After what has been said, it is enough to allude to the spiritual test of individuality. Without soul, man is common; with it, he is distinct. In art, it gives him temperament; in faith, insight into the divine. Our universally diffused commercialism and the uncertainty of our religious tenets, caused by the overthrow of the “ orthodox ” Scriptural cosmogony by Darwin, are clear as working against his spiritual development. Both oppose the religious enlargement of the soul; the former discourages its æsthetic cultivation as well.

Individuality in the United States, judging from the lack of its products, is more hard-pressed than in the countries of Europe. There the creations of distinctive genius flourish. In art, letters, science, music, the drama, the so-called despotisms of the Old World show a greater liberty to man as a unit than does our Republic. Social caste and military conscription certainly are still oppressive on the Continent, and many causes there restrain the growth of full, free personality. But against the established gradations of population under dynasties we, in this land of equality, have the incalculable tyranny of our commercialism. Over the water, certain classes are coerced into uniformity; others, as the scholarly, the artistic, the literary, are comparatively free. Here, where the law knows no distinction between man and man, we are all to-day under that invisible master-monarchy which holds us, body, mind, and soul.

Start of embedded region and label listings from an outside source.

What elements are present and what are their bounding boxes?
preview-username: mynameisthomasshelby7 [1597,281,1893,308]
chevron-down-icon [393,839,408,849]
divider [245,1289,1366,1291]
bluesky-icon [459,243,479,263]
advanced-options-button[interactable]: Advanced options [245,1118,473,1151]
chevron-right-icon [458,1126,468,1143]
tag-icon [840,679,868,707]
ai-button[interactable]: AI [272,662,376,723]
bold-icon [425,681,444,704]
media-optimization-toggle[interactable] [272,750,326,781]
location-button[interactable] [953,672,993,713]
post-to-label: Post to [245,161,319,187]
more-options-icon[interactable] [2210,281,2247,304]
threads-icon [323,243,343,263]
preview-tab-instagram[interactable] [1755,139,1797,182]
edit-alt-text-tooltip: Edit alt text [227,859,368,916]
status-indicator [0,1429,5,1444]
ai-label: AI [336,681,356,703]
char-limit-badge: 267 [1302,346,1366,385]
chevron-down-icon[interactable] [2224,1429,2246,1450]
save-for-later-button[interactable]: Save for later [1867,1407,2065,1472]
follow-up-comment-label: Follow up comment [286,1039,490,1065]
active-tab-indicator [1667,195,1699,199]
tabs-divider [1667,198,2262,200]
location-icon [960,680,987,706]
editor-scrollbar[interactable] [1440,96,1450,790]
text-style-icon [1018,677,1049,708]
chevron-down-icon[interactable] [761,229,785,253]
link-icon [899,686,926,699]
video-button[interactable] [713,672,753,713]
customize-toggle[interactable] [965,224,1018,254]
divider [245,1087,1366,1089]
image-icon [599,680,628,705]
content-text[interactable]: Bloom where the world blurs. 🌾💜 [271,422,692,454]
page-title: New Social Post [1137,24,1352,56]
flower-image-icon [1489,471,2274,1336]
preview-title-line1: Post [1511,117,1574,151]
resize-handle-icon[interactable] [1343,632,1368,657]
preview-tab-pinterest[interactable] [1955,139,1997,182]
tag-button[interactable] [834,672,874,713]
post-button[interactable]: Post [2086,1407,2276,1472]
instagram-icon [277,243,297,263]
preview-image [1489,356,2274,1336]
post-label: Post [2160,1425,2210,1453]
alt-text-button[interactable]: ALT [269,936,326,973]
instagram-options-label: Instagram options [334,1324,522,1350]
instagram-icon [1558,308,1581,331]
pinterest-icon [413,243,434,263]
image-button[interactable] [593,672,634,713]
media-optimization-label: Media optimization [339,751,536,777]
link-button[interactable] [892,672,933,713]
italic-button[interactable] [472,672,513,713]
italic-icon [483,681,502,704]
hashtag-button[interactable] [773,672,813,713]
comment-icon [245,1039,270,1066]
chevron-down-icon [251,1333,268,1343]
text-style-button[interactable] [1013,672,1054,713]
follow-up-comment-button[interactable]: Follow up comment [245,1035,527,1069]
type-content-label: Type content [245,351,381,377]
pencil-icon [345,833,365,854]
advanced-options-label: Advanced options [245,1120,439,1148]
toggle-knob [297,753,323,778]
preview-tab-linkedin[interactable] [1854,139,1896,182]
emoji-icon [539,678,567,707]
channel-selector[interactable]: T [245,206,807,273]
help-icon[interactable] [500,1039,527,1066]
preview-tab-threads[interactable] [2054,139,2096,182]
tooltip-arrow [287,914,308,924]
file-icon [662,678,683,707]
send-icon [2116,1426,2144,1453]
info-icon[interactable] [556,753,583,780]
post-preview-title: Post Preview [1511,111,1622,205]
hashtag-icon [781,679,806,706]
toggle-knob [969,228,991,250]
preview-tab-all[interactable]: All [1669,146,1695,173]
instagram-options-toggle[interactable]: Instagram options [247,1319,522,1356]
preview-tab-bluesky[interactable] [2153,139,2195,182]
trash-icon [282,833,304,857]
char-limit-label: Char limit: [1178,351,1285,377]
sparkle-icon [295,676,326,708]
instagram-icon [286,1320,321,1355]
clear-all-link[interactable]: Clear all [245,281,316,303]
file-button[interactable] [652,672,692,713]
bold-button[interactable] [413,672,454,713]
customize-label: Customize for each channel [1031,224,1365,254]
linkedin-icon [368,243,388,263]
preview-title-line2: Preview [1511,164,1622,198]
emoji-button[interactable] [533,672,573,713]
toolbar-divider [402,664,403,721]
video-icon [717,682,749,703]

Full individuality, freedom in the material, mental, moral, and spiritual realms, — how few Americans have possessed it! Emerson, Thoreau, Whitman, are the conspicuous ones. To-day we occasionally see, here and there, little groups struggling for it. Concord and Brook Farm ideas seem to lure them. But the cloudlike hosts of materialism envelop them. The Press quickly brays forth its ridicule, and they end by being resolved to earth again. Their combination for individuality is dissolved, and each mixes with the elements of the multitude. Thereafter they are merely “ queer ” to their separate neighborhoods.

“ The average judgment ” — what sway it bears over us! Deference to the views of others is the principle of our institutions and actions. Each man wishes to be a “ good fellow; ” that is, so to act as to meet the approval of the greatest number of other “ fellows.” He averages himself with the rest by everlastingly exchanging ideas and articles, of the appreciable sort, with his fellow beings. Small wonder that the wholesalers of our food, clothing, medicines, and musical machines know that their products will sweep the land. An article once favored must run its course, like a fad. We buy it because others do; we deceive ourselves into approval of it in imitation of a like self-deception on the part of our acquaintances. Yet we call ourselves the most individual people on earth! As a whole, we have lost the inclination and capacity for separate selfhood.